Reference no: EM132307262
James O'Toole
A team of researchers recently published findings from a series of studies designed to shed light on the moral psychology of whistle-blowing and to discover ways to encourage or discourage the practice. They found that would be whistle-blowers faced a moral quandary: Is reporting misdeeds an act of heroism or betrayal?
When a group of people were asked to think about an occasion when they witnessed unethical behavior--and either reported, or did not report it-researchers found that the whistle blowers used ten times as many terms relating to fairness and justice (for example, "Someone was denied his or her right.") whereas the non-blowers used twice as many terms related to loyalty (for example, "Someone betrayed his or her group"). The researchers claim that, although fairness and loyalty are both basic moral values, some of us focus more on the former and others more on the latter. This is particularly true when research participants were faced with making tradeoffs between the two values. In sum, people who valued fairness more express greater willingness to blow the whistle when faced with ethical misbehavior than those who placed a higher value on loyalty.

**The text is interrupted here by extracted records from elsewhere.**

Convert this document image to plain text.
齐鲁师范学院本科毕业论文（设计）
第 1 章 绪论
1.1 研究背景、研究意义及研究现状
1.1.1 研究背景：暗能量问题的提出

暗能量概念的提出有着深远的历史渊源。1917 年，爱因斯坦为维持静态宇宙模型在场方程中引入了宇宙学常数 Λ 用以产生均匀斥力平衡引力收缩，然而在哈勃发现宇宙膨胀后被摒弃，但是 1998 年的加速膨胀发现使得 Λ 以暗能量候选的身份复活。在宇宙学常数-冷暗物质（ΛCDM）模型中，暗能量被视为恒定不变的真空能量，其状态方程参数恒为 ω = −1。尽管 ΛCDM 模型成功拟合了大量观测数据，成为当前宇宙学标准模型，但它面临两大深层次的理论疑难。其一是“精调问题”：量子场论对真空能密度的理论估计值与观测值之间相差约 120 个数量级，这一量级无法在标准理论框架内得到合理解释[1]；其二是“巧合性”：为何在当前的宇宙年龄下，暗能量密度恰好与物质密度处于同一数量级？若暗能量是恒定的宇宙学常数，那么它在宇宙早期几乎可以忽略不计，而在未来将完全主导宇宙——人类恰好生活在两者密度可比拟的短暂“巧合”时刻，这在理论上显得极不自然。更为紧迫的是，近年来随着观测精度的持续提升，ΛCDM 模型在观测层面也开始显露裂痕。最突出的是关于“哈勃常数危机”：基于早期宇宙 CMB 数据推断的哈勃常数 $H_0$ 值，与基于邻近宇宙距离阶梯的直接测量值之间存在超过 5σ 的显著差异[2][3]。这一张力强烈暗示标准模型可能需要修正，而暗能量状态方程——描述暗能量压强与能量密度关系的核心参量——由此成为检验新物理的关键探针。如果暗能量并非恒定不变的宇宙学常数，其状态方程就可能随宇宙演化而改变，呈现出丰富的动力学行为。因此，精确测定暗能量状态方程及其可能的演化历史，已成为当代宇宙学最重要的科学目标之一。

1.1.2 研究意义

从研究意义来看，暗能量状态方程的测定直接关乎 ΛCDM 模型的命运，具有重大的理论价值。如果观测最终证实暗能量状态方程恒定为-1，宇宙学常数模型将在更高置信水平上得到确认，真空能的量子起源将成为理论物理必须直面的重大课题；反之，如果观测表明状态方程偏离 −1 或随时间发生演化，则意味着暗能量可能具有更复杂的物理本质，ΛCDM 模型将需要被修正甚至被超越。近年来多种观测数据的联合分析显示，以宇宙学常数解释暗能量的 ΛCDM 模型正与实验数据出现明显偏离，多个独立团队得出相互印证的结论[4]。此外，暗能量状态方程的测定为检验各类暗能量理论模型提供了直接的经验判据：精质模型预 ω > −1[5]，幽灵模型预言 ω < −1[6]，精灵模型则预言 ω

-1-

The researchers conclude: "Our studies suggest that if you want to encourage whistle-blowing you might emphasize fairness in mission statements, codes of ethics, honor codes and ad campaigns. And to sway those who prize loyalty at all costs, you could reframe whistle-blowing as an act of 'larger loyalty' to the greater good. That way our moral values need not conflict."
Questions:
In your experience, does the valuing of loyalty over fairness discourage employees from reporting unethical behavior? If not, what is the motivation for not reporting illegal or unethical actions, or what are other explanatory causes?